MADRID (Reuters) – De 15e-eeuwse ontdekkingsreiziger Christoffel Columbus was een Sefardische Jood uit West-Europa nadat hij DNA-analyse had gebruikt om een eeuwenoud mysterie op te lossen, zeiden Spaanse wetenschappers zaterdag.
Verschillende landen hebben de oorsprong en de laatste rustplaats betwist van de controversiële figuur die vanaf de jaren 1890 door Spanje gefinancierde expedities leidde en daarmee de weg vrijmaakte voor de Europese verovering van Amerika.
Veel historici hebben de traditionele theorie dat Columbus uit Genua, Italië kwam, in twijfel getrokken. Andere theorieën variëren van Spaans of Grieks-joods tot Baskisch, Portugees of Brits.
Om het mysterie op te lossen voerden onderzoekers een 22 jaar durend onderzoek uit, geleid door forensisch expert Miguel Llorente, door kleine monsters te testen van overblijfselen begraven in de kathedraal van Sevilla, die de autoriteiten daar lange tijd als de laatste rustplaats van Columbus hebben beschouwd, hoewel er concurrerende beweringen zijn.
Ze vergeleken hen met bekende familieleden en nakomelingen, en hun bevindingen werden zaterdag bekendgemaakt in een documentaire genaamd “Columbus’ DNA: The True Origin” op de Spaanse nationale omroep TVE.

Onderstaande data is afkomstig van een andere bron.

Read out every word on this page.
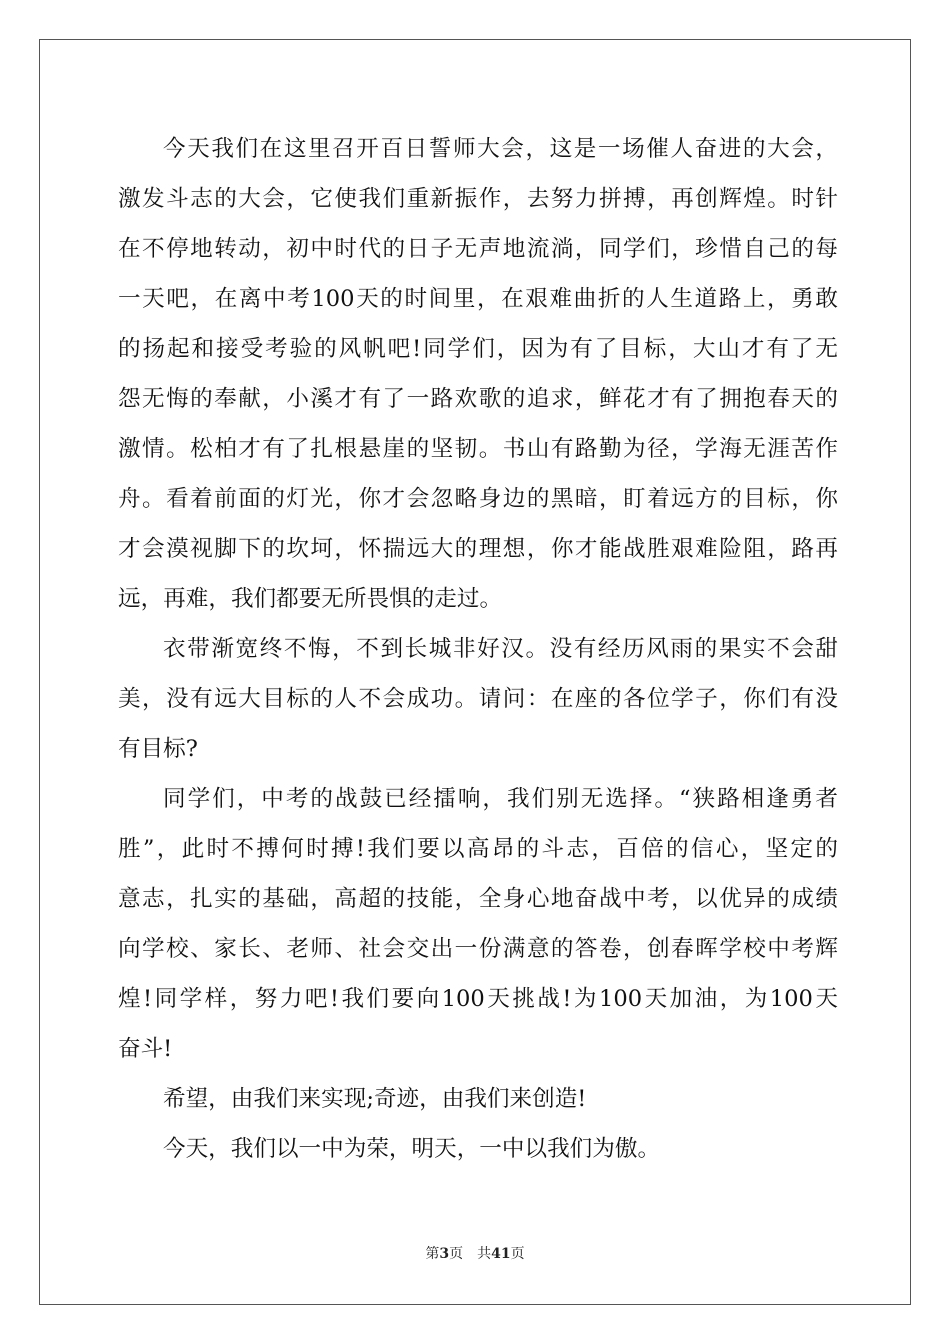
今天我们在这里召开百日誓师大会，这是一场催人奋进的大会，
激发斗志的大会，它使我们重新振作，去努力拼搏，再创辉煌。时针
在不停地转动，初中时代的日子无声地流淌，同学们，珍惜自己的每
一天吧，在离中考100天的时间里，在艰难曲折的人生道路上，勇敢
的扬起和接受考验的风帆吧!同学们，因为有了目标，大山才有了无
怨无悔的奉献，小溪才有了一路欢歌的追求，鲜花才有了拥抱春天的
激情。松柏才有了扎根悬崖的坚韧。书山有路勤为径，学海无涯苦作
舟。看着前面的灯光，你才会忽略身边的黑暗，盯着远方的目标，你
才会漠视脚下的坎坷，怀揣远大的理想，你才能战胜艰难险阻，路再
远，再难，我们都要无所畏惧的走过。
衣带渐宽终不悔，不到长城非好汉。没有经历风雨的果实不会甜
美，没有远大目标的人不会成功。请问：在座的各位学子，你们有没
有目标?
同学们，中考的战鼓已经擂响，我们别无选择。“狭路相逢勇者
胜”，此时不搏何时搏!我们要以高昂的斗志，百倍的信心，坚定的
意志，扎实的基础，高超的技能，全身心地奋战中考，以优异的成绩
向学校、家长、老师、社会交出一份满意的答卷，创春晖学校中考辉
煌!同学样，努力吧!我们要向100天挑战!为100天加油，为100天
奋斗!
希望，由我们来实现;奇迹，由我们来创造!
今天，我们以一中为荣，明天，一中以我们为傲。
第3页 共41页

“We hebben DNA van Christopher Columbus, heel gedeeltelijk, maar genoeg. We hebben DNA van zijn zoon Hernando Colón”, zei Llorente in het programma.
“Zowel in het Y-chromosoom (mannelijk) als in het mitochondriale DNA (overgedragen door de moeder) van Hernando zijn er kenmerken die consistent zijn met Joodse afkomst.”
Ongeveer 300.000 joden woonden in Spanje voordat de katholieke vorsten Isabella en Ferdinand joden en moslims de opdracht gaven zich tot het katholieke geloof te bekeren of het land te verlaten. Velen vestigden zich over de hele wereld. Het woord Sefardische komt van Sefarad, of Spanje in het Hebreeuws.
Na analyse van 25 mogelijke plaatsen zei Lorente dat het alleen mogelijk was om te zeggen dat Columbus in West-Europa was geboren.
Llorente zei donderdag dat ze eerdere theorieën hadden bevestigd dat de overblijfselen in de kathedraal van Sevilla toebehoorden aan Columbus.
De zoektocht naar de nationaliteit van Columbus werd bemoeilijkt door een aantal factoren, waaronder de grote hoeveelheid gegevens. “Maar het resultaat is vrijwel volledig betrouwbaar”, zei Llorente.
Columbus stierf in Valladolid, Spanje, in 1506, maar wilde begraven worden op het eiland Hispaniola, dat tegenwoordig wordt gedeeld door de Dominicaanse Republiek en Haïti. Zijn stoffelijk overschot werd daar in 1542 overgebracht, in 1795 naar Cuba en vervolgens, zoals lang werd gedacht in Spanje, in 1898 naar Sevilla.